The answer given by the Republicans is that it isn't possible to get a fair outcome when unions of public-sector employees make such significant contributions to elected officials. If this concern for undue influence is so paramount, why don't the Republicans get more exercised when contributions are being made by enormous corporations that have equally significant—and costly—issues pending before the government? Take, for instance, all the legislation relating to tax loopholes or to procurement or the myriad of regulatory matters that are at the heart and soul of Washington decision-making. Not a word has been said about limiting the collective power of these corporate groups to exercise their pre-existing rights to contribute, lobby, organize, or speak as one.
Why focus only on the rights of the workers, traditionally the least powerful group?
The relentless effort by Republicans to dismantle the consumer protection bureau is equally dismaying. On the one hand, the new bureau has relatively few powers beyond those already distributed to regulatory agencies that failed over the past decade—the OCC, OTS, FED, CFTC, etc. On the other hand, the agencies that failed did so precisely because they were subject to agency capture by the industries they were supposed to regulate. A newly resurgent consumer protection bureau with an aggressive chief in Elizabeth Warren could actually empower the consumers whose voices have traditionally been ignored. Hence the rush to defund, dismantle, and disparage.
And, finally, conservatives abandoned their oft-claimed allegiance to federalism by ignoring established California law in order to eliminate the right of consumers to join together in class-arbitration, the arbitration analog to class-action lawsuits. The concern asserted by the conservatives on the court was that such a mechanism might exact "unfair" settlements from the major corporations on the other side. In open disregard of a clear state law that permitted such claims to go forward, the court eliminated the only mechanism small claimants would have to proceed when the value of their individual claims made separate arbitrations impossible.
When was the last time conservatives on the court demonstrated significant concern for the absence of a remedy for smaller claimants who cannot stand up to the unending litigation capacity of the larger entities they are challenging?
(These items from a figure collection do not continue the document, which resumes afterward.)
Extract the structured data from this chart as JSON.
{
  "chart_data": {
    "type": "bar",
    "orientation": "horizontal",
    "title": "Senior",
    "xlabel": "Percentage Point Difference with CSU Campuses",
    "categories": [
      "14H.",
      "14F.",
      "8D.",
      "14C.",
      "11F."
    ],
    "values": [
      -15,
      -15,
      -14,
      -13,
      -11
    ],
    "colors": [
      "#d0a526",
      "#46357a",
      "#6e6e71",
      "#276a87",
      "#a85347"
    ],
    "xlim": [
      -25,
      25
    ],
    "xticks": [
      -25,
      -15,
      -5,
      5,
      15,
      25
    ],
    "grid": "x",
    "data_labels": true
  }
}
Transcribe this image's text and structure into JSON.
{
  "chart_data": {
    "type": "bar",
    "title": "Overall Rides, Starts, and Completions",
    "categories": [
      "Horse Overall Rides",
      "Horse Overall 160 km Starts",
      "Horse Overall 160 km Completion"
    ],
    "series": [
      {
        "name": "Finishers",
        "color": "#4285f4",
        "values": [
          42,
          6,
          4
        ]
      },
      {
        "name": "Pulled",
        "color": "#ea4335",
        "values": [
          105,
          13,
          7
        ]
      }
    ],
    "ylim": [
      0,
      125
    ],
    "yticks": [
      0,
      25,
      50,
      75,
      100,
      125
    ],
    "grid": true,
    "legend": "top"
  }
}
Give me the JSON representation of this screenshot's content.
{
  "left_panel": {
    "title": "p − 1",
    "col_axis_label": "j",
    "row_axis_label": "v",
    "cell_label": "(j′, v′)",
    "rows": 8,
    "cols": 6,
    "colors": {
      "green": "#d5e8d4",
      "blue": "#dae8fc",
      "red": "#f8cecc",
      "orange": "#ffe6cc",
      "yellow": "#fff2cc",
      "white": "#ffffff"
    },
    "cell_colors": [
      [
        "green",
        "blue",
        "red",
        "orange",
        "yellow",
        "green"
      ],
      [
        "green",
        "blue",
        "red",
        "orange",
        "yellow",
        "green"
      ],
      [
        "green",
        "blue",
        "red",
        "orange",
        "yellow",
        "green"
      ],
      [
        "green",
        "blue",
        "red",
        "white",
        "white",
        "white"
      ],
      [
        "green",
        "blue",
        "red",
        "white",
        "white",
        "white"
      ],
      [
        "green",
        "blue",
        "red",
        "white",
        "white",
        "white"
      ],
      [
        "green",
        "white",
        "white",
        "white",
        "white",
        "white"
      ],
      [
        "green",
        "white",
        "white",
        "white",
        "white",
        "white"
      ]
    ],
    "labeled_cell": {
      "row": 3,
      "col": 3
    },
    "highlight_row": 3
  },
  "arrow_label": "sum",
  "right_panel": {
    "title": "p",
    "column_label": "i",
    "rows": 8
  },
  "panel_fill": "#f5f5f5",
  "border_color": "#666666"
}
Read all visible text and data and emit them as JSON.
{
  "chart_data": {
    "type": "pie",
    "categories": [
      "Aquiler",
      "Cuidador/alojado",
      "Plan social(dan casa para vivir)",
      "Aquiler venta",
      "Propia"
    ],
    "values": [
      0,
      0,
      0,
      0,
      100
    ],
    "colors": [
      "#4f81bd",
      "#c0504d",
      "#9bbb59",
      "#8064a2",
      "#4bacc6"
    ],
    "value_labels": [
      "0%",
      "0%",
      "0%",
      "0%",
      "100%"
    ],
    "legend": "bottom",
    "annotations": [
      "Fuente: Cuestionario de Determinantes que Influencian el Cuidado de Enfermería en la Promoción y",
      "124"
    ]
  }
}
The notion of collective action by the weak is fundamentally anathema to the Republican agenda. The notion of collective action by the powerful, on the other hand, is only applauded and reinforced. As soon as the associational rights of the powerful are at issue, conservatives unwrap endless constitutional arguments to protect their collective action. Yet these rights are mere ephemera when it comes to the poor, to bilked investors, or to workers.
Correction, May 9, 2011: Due to an editing error, this article mistakenly described the Supreme Court decision to limit the right to "class-arbitration" as being 5-3. It was 5-4. (Return to the corrected sentence.)